Cela s'est joué à rien. Le scrutin présidentiel autrichien, qui vient de donner quelques milliers de voix d'avance au candidat vert Alexander Van der Bellen contre celui d'extrême droite Norbert Hofer, dépasse la seule question de la vie politique intérieure d'une nation. Il interroge l'évolution socio-politique d'une Europe confrontée à une crise globale (sociale, économique, financière, migratoire...). À un an de l'élection présidentielle française, il est certain que ce scrutin est particulièrement observé depuis l'Hexagone. Aussi, si le résultat du Freiheitliche Partei Österreichs (FPÖ, Parti de la Liberté d'Autriche), s'inscrit dans un cadre spécifique, il peut éclairer quelques débats franco-français.
Le FPÖ a été fondé à la moitié des années 1950. Si le parti est d'abord dirigé par d'anciens nazis, il évolue rapidement avec la cristallisation de deux lignes idéologiques contradictoires: d'un côté, il est rejoint par d'authentiques libéraux, de l'autre, la tendance extrémiste continue à animer un courant national-allemand pour lequel l'Autriche n'est que partie de la Grande Allemagne. Cependant, entre 1983 et 1986, le FPÖ participe à une coalition gouvernementale avec les sociaux-démocrates, troublant l'identité politique du parti.
De la périphérie politique au centre du système
En représentant un retour aux fondamentaux, Jörg Haider a pu alors s'emparer de la formation. Le tribun est parvenu à compenser la faiblesse de l’implantation sociale du FPÖ par une maîtrise étendue du médium télévisuel et une pratique affinée du lancement de polémiques. Comme Jean-Marie Le Pen alors avec le FN, la force de Jörg Haider a tenu à sa capacité à maintenir un équilibre entre différentes tendances grâce à la production d’une figure charismatique.
Néanmoins, la question du pouvoir amène, ici comme en France, celle de la nature idéologique du parti. La tendance national-allemande se voit imposer le silence à partir de 1993. Le parti s'affiche avant tout comme xénophobe et ultra-libéral. Son altérophobie ne reste cependant pas dans le marbre des années 1930. Le parti s’est ouvert aux renouvellements internes de l'extrême droite: le principal conseiller d’Haider fut longtemps Andreas Mölzer, membre de la Nouvelle droite et partisan d'une conception ethnique de la nationalité. Ce dernier a contribué également aux propositions institutionnelles du parti (mesures de démocratie directe et renforcement de l'exécutif), permettant de formuler une offre certes césariste mais ne relevant pas du souvenir du Troisième Reich.

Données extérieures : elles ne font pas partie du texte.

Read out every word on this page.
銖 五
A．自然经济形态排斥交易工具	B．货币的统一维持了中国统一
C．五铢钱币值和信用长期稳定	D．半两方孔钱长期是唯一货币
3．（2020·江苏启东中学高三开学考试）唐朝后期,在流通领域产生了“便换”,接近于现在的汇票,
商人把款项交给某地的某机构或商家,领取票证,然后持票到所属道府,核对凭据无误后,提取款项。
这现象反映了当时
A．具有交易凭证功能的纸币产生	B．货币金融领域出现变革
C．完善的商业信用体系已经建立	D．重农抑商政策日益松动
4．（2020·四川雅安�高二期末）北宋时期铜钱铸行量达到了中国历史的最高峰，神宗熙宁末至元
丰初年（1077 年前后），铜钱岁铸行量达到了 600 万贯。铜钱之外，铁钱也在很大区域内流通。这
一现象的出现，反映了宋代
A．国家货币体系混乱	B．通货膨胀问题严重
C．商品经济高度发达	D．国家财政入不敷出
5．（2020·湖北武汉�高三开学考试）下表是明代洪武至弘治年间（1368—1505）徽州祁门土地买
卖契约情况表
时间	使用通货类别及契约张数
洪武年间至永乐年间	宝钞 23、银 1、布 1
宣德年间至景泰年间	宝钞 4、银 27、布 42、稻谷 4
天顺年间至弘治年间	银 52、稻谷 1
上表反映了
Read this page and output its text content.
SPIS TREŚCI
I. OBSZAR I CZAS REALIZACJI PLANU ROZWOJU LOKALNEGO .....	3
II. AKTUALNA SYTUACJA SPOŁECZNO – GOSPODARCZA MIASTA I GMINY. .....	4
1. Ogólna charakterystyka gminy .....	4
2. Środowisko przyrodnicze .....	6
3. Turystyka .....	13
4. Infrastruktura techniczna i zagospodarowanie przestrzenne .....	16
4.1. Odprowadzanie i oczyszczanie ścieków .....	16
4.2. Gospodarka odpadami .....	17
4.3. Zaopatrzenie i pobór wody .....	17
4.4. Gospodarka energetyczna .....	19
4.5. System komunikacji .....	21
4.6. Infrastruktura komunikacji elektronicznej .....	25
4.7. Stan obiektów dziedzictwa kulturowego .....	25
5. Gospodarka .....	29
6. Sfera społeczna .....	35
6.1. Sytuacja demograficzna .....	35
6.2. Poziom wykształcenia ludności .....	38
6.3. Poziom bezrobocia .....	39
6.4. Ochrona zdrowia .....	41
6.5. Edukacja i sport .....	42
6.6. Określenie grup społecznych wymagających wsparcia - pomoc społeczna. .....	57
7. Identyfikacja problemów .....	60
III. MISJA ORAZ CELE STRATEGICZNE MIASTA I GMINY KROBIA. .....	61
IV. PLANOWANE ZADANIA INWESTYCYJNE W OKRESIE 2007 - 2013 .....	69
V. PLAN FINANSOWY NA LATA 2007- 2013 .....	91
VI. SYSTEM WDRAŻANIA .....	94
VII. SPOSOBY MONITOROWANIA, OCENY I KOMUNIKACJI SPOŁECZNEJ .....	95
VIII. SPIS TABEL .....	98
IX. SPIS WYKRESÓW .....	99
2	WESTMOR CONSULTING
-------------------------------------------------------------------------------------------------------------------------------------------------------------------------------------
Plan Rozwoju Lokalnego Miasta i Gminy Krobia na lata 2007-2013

La cure d'opposition lui a permis de renouer avec un discours social-populiste et avec le succès, soulignant à quel point la position anti-système est davantage tenable sans pouvoir
Pourtant, après que que le FPÖ a remporté en 1999 le score record de 26,9% aux élections, sa participation au gouvernement autrichien a donné lieu à des manifestations «anti-fascistes» bien au-delà des terres autrichiennes.
Au pouvoir, l'action des libéraux s’est, en fait, avérée d’une stricte orthodoxie libérale, renforçant l’action de démantèlement de l’État et des acquis sociaux entreprise par les gouvernements sociaux-démocrates et conservateurs. La trahison des classes populaires qui l'avaient soutenu a été chèrement payée électoralement, puisque le parti est retombé à 10% en 2002.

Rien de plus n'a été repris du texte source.